I lived near the city centre and could hear the cathedral bells at night as I lay in bed. Several remarkable and hospitable locals befriended me, and my community grew. I was invited to their poetry readings and began to take poetry more seriously. My new friends introduced me to English country dancing, and I became part of a dance community to which I'm still connected. In these COVID times, I now dance online because of them and in their company.
Nearer the end of my time in Durham, I volunteered with a group of friendly locals who gathered twice a week to tend Flass Vale by planting new trees, cutting back the brambles, keeping the paths clear, rooting out the Himalayan Balsam. The Vale is a gorgeous woodland area inside Durham city with a fascinating history dating back 3000 years. In the summertime, I would watch my Durham friends perform Shakespeare there, on Hangman's Hill.

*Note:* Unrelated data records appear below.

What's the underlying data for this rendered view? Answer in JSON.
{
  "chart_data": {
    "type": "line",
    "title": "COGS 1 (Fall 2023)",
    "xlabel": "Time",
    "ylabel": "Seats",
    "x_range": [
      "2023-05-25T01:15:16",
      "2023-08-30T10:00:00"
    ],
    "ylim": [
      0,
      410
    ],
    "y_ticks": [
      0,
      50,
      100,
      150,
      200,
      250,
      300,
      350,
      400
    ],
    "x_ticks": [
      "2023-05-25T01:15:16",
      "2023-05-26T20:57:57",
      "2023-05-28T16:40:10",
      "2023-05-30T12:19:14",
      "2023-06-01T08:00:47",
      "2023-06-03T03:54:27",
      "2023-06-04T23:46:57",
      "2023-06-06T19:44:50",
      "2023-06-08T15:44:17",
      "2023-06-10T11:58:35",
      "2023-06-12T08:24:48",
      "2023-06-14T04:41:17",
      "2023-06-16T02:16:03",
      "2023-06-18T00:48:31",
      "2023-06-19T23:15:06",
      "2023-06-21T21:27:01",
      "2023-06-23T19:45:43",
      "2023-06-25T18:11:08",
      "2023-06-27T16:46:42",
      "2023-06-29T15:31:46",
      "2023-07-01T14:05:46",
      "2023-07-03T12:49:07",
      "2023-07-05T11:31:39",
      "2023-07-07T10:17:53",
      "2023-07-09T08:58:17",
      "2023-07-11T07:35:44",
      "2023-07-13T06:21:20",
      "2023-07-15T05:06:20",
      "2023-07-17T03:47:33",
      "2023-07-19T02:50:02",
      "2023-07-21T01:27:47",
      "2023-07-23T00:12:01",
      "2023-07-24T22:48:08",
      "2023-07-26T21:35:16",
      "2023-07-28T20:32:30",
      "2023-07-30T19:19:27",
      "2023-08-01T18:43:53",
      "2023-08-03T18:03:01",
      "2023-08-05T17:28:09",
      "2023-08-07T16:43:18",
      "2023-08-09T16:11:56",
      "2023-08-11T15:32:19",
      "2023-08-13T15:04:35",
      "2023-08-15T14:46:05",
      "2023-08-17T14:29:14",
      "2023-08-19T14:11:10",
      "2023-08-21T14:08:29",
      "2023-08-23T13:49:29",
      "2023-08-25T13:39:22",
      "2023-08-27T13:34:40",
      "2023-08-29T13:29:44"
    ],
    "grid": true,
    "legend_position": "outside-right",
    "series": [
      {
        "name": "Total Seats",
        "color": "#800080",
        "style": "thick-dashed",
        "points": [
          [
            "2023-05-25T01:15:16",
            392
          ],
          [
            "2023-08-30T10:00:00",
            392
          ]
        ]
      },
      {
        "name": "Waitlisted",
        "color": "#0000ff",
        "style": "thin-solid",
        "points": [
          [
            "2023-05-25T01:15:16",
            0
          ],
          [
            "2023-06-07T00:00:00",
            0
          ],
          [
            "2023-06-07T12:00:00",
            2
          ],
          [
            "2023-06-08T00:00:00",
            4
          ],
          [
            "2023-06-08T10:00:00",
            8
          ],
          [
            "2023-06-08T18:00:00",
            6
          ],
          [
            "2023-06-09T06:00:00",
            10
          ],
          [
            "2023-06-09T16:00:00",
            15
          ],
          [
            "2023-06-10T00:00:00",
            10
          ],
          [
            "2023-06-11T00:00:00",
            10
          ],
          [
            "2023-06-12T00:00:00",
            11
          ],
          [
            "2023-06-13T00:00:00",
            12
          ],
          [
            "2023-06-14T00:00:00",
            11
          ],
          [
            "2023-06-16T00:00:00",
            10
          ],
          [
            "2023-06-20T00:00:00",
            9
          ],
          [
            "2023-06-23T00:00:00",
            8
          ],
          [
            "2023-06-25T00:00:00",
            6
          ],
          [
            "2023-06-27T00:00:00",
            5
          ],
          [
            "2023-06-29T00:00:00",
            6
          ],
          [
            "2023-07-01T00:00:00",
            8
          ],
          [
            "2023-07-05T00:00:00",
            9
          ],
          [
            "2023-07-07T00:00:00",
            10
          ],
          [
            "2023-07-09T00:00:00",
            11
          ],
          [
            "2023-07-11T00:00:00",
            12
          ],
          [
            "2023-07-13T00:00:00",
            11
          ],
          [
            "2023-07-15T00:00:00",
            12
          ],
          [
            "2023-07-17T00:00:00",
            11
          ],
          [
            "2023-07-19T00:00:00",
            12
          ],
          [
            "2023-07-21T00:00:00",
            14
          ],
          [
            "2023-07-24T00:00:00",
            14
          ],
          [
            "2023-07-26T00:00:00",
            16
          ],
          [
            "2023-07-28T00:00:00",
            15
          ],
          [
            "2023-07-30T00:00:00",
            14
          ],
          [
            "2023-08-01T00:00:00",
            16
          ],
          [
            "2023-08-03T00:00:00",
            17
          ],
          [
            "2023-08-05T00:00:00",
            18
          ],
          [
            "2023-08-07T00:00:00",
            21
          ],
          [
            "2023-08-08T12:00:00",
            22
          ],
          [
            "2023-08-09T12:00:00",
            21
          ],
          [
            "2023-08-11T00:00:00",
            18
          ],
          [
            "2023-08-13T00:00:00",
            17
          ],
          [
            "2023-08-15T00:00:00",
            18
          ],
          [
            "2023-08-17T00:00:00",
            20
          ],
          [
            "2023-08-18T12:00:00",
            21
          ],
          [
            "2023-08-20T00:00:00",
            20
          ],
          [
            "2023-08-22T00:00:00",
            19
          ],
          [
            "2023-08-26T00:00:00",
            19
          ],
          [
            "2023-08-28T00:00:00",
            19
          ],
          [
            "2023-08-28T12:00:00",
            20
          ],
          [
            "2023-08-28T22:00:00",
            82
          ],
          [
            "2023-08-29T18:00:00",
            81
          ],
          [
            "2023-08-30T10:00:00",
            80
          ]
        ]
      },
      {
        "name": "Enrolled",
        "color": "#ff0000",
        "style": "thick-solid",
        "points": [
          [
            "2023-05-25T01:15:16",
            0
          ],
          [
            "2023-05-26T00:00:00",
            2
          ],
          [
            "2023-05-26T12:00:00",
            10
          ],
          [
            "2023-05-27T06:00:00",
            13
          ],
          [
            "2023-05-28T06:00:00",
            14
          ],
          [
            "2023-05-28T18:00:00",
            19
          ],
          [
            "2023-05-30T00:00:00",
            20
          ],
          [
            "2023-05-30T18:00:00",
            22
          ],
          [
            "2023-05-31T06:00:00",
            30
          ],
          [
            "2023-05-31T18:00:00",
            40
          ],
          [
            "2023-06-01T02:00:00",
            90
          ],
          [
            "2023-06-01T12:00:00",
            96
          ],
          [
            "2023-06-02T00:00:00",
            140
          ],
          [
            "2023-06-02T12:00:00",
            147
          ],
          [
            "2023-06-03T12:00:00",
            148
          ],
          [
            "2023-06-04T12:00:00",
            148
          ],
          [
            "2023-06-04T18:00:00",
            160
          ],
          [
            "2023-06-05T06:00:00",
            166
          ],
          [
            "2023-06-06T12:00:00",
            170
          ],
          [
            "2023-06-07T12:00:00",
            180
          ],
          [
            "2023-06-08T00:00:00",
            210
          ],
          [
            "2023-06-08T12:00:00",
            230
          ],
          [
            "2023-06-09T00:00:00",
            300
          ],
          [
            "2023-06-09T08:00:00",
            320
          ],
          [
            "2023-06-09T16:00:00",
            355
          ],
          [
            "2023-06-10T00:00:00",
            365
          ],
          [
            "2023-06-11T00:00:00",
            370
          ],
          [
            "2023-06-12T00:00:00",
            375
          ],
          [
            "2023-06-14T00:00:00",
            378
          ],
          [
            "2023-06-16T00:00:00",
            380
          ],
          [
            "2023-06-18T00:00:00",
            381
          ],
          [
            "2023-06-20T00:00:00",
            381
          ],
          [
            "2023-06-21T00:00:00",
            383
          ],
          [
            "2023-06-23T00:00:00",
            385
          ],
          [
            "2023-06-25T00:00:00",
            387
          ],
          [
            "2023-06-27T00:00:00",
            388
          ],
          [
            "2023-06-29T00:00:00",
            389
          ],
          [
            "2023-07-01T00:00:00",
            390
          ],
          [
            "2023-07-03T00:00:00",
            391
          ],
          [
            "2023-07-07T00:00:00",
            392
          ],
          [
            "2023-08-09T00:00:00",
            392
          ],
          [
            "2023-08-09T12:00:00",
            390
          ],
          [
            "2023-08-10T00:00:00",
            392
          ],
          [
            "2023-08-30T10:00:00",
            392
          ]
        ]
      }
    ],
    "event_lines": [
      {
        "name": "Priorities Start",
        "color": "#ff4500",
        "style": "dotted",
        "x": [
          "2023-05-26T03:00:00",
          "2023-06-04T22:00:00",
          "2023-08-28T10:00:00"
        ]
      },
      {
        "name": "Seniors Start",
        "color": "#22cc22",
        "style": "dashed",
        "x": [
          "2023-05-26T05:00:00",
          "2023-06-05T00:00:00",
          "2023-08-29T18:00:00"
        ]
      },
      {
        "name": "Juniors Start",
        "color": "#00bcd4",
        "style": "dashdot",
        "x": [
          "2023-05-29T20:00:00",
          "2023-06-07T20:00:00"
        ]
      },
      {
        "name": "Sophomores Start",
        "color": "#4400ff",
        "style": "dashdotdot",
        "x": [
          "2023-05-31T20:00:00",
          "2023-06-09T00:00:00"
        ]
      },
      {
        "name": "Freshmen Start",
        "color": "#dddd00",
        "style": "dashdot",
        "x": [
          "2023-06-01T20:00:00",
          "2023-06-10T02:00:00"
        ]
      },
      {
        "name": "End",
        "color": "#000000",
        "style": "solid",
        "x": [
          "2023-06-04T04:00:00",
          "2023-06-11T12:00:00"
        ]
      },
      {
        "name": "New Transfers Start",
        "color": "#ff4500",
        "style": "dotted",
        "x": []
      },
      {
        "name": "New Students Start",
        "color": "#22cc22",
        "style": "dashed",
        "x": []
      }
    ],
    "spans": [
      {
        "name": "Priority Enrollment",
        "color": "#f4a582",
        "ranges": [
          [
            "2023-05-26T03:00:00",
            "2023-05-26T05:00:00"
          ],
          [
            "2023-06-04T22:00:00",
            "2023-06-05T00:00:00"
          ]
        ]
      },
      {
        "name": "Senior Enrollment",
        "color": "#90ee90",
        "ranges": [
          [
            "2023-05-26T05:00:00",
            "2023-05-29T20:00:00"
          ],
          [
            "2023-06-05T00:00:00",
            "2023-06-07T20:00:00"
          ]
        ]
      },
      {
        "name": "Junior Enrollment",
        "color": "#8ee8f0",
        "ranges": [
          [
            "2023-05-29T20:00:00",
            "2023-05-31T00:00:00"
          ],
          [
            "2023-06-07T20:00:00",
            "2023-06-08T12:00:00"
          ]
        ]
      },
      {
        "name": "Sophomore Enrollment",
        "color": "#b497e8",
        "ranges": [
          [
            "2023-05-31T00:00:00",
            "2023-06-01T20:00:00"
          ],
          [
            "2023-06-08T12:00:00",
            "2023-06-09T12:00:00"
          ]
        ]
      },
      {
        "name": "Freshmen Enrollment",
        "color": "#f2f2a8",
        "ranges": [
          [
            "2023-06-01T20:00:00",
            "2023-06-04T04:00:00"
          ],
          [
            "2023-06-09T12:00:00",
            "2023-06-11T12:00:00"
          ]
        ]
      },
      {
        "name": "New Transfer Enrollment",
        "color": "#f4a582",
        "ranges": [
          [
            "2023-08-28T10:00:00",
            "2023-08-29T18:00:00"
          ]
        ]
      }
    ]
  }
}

My Durham friends invited me into their homes, gardens and community centres and introduced me to the beauty and magic of their corner of the world. I remember one particularly magical evening sitting in a grand receiving room in Brancepeth Castle listening to 40 Celtic harpists play together by candlelight. But there were many such magical moments and unforgettable times of wonder-full human connection over my years there.
Durham was an encounter with a rich, cultural, intellectual and multi-cultural world where my heart took root, and I thrived – and grew up - in ways I never imagined. It was not always easy living far from home, writing within the unfamiliar conventions of a PhD, negotiating challenging relationships with thesis supervisors and engaging with the intricacies of power within the Academy. All of this demanded advanced, sometimes elusive skills I learned slowly over time through trial and error. But like every great adventure, failure, fear, setbacks, hold-ups, loneliness and uncertainty are also part of it. All I see now, looking back, is the enormous privilege and joy of living in that wintry cathedral city engaged in a project that set my imagination on fire and kept me up nights.

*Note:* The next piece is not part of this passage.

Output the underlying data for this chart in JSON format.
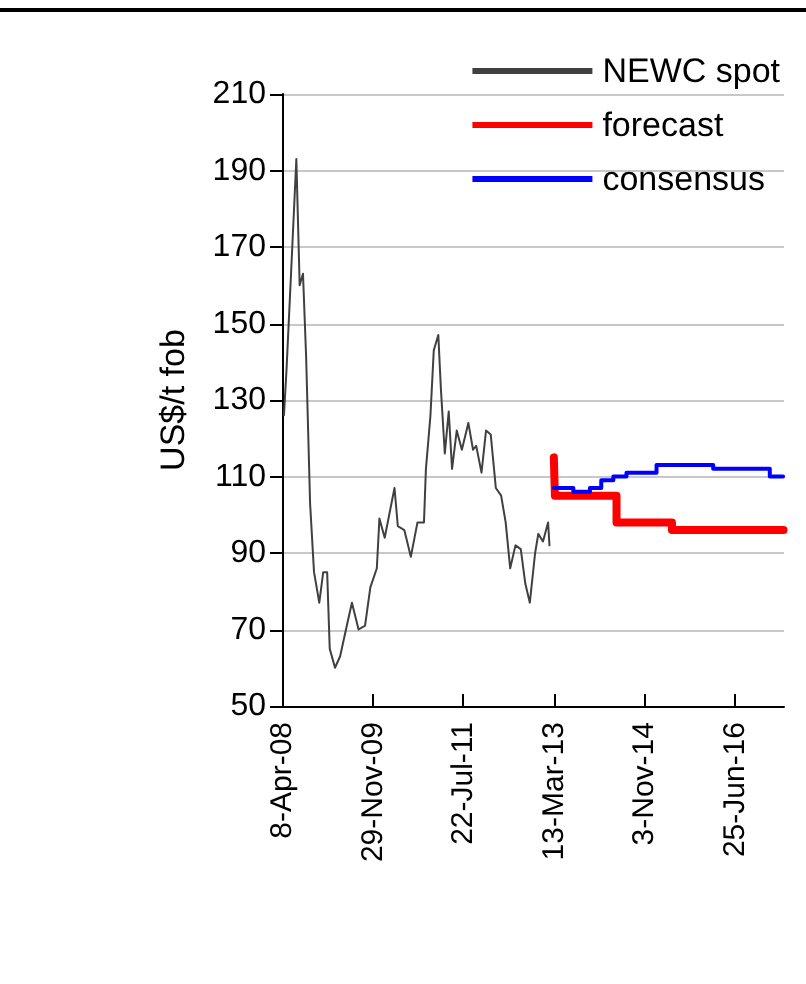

Finally, but hardly least, there was the travel which was irresistible for a Canadian girl from the West Coast of Canada because all of Europe and North Africa lay at my back door. I travelled a lot, and on a shoestring, to Spain, Italy, Ireland, the North of France, the South of France, Holland, Morocco and, of course, London and Edinburgh. I couldn't get enough.
I returned to Canada permanently in the fall of 2019 and signed a contract with Routledge early in 2020, just before the pandemic struck. My first website is under construction. I am already thinking about the next book and plan to work with clinicians who want to challenge and change the status quo in community mental health care. My engagement with the ethical dialogue that informs narrative research and embraces the ideas of wonder and the philosophy of Emmanuel Levinas is ongoing.
What piece of advice would I offer those coming to Durham or considering it?
There's only one. Never hesitate to follow your dream, especially if you can't quite imagine where it might lead or even if you will succeed. Durham is a beautiful place for such dreams to flourish. When you get there, try everything, open every single door in front of you, say yes to anything you can, reach out your arms wide to catch it all and watch what happens.